Do Radia Lublin zgłosiła się Słuchaczka z prośbą o interwencję. Plac zabaw i plenerowa siłownia pomiędzy dwoma osiedlami Lubelskiej Spółdzielni Mieszkaniowej – Marii Konopnickiej i Henryka Sienkiewicza, koło alei prowadzącej do wąwozu zostały rozebrane.

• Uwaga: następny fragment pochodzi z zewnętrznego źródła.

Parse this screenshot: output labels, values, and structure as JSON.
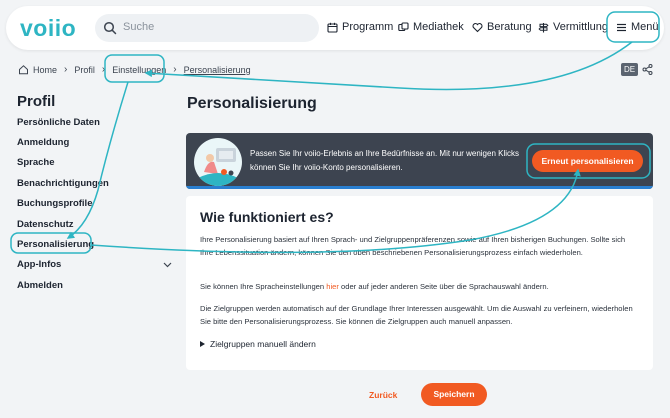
{
  "header": {
    "logo": "voiio",
    "search_placeholder": "Suche",
    "nav": [
      {
        "label": "Programm",
        "icon": "calendar-icon"
      },
      {
        "label": "Mediathek",
        "icon": "media-icon"
      },
      {
        "label": "Beratung",
        "icon": "heart-hand-icon"
      },
      {
        "label": "Vermittlung",
        "icon": "signpost-icon"
      },
      {
        "label": "Menü",
        "icon": "hamburger-icon"
      }
    ]
  },
  "breadcrumb": {
    "home": "Home",
    "items": [
      "Profil",
      "Einstellungen",
      "Personalisierung"
    ]
  },
  "language": "DE",
  "sidebar": {
    "title": "Profil",
    "items": [
      "Persönliche Daten",
      "Anmeldung",
      "Sprache",
      "Benachrichtigungen",
      "Buchungsprofile",
      "Datenschutz",
      "Personalisierung",
      "App-Infos",
      "Abmelden"
    ],
    "active_index": 6
  },
  "main": {
    "title": "Personalisierung",
    "banner": {
      "text": "Passen Sie Ihr voiio-Erlebnis an Ihre Bedürfnisse an. Mit nur wenigen Klicks können Sie Ihr voiio-Konto personalisieren.",
      "button": "Erneut personalisieren"
    },
    "card": {
      "heading": "Wie funktioniert es?",
      "para1": "Ihre Personalisierung basiert auf Ihren Sprach- und Zielgruppenpräferenzen sowie auf Ihren bisherigen Buchungen. Sollte sich Ihre Lebenssituation ändern, können Sie den oben beschriebenen Personalisierungsprozess einfach wiederholen.",
      "para2_before": "Sie können Ihre Spracheinstellungen ",
      "para2_link": "hier",
      "para2_after": " oder auf jeder anderen Seite über die Sprachauswahl ändern.",
      "para3": "Die Zielgruppen werden automatisch auf der Grundlage Ihrer Interessen ausgewählt. Um die Auswahl zu verfeinern, wiederholen Sie bitte den Personalisierungsprozess. Sie können die Zielgruppen auch manuell anpassen.",
      "expander": "Zielgruppen manuell ändern"
    },
    "back_label": "Zurück",
    "save_label": "Speichern"
  },
  "colors": {
    "brand": "#2eb5c3",
    "accent": "#f15a22",
    "banner_bg": "#3d4450",
    "annotation": "#2eb5c3"
  }
}
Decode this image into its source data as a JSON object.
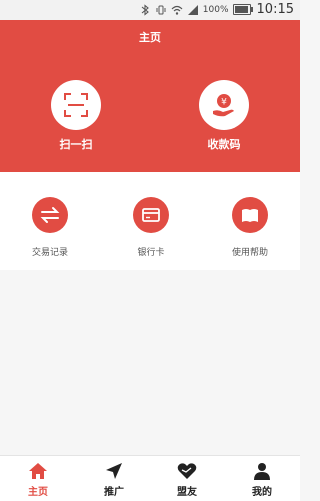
{
  "status_bar": {
    "battery": "100%",
    "time": "10:15"
  },
  "header": {
    "title": "主页"
  },
  "actions": [
    {
      "label": "扫一扫",
      "icon": "scan-icon"
    },
    {
      "label": "收款码",
      "icon": "receive-money-icon",
      "glyph": "¥"
    }
  ],
  "grid": [
    {
      "label": "交易记录",
      "icon": "transfer-arrows-icon"
    },
    {
      "label": "银行卡",
      "icon": "bank-card-icon"
    },
    {
      "label": "使用帮助",
      "icon": "book-icon"
    }
  ],
  "tabs": [
    {
      "label": "主页",
      "icon": "home-icon",
      "active": true
    },
    {
      "label": "推广",
      "icon": "send-arrow-icon"
    },
    {
      "label": "盟友",
      "icon": "heart-icon"
    },
    {
      "label": "我的",
      "icon": "user-icon"
    }
  ],
  "colors": {
    "accent": "#e14c43",
    "header_bg": "#e14c43",
    "page_bg": "#f6f6f6"
  }
}
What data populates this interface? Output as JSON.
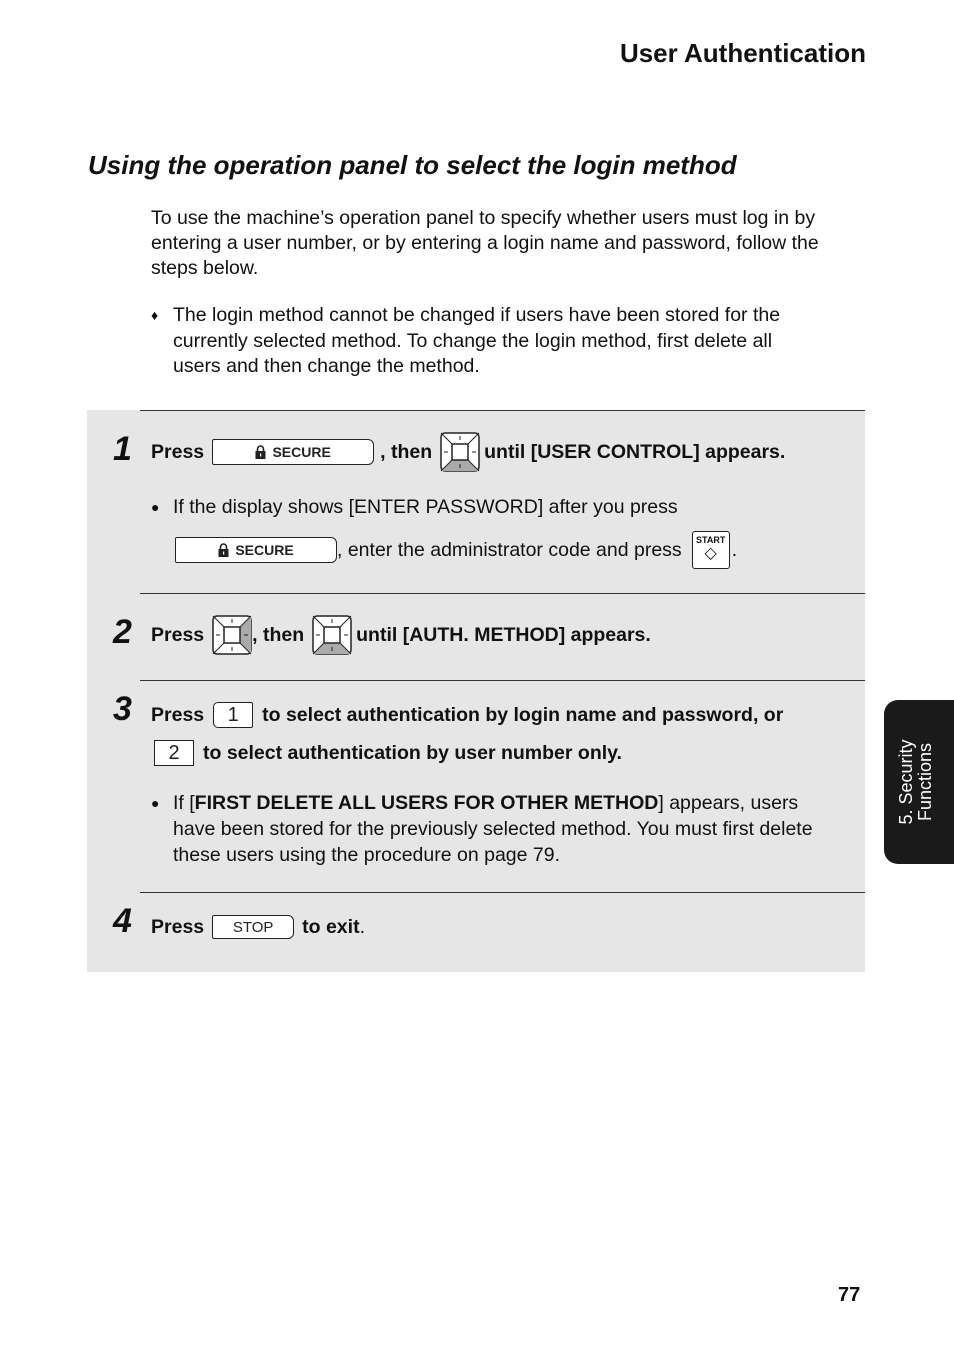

Mieszkańcy osiedla są zdezorientowani
– To było dla nas bardzo ważne miejsce – mówi Pani Krystyna. – Najpierw były tam krzaki, w których zbierali się menele, gdy je zlikwidowano powstała siłownia, kącik dla dzieci i stół ping-pongowy. Cieszyłam się, bo korzystałam z siłowni, dzieci tam ciągle się bawiły, czasem ze stołu ping-pongowego korzystali nawet panowie w średnim wieku. Kilka dni temu zobaczyłam, że zginęły wszystkie urządzenia dla dzieci, dwa dni później siłownia, a dziś z balkonu zobaczyliśmy, że wywożą stół do gry. Przykre jest, że jeśli zrobi się coś dobrego dla ludzi, to później trzeba to koniecznie zniszczyć.
Plac był zdewastowany
– Elementy wyposażenia tego placu zostały na tyle zdewastowane, że nie nadawały się do naprawy czy ponownego użytku – wyjaśnia Joanna Bobowska, biuro prasowe w kancelarii prezydenta miasta Lublin. – Dodatkowo stwarzały duże zagrożenie dla dzieci, musiały więc zostać zdemontowane.
Plany był inne
– Jestem zszokowany. Wczoraj na posiedzeniu zarządu rady dzielnicy padła propozycja, by zdewastowany plac dofinansować kwotą 5,9 tys. zł.,a 10 tys. zł miał dać Urząd Miasta Lublin – przyznaje Jarosław Egitka, kierownik administracji os. Henryka Sienkiewicza Lubelskiej Spółdzielni Mieszkaniowej, członek rady dzielnicy Rury w Lublinie. – Po wyremontowaniu, plac miał zostać oddany pod kontrolę i nadzór urzędu miasta, by wyeliminować późniejsze problemy z jego naprawą.
Jak dodaje Joanna Bobowska z lubelskiego ratusza, powrotu placu zabaw i siłowni w tym miejscu w najbliższym czasie nie możemy się spodziewać.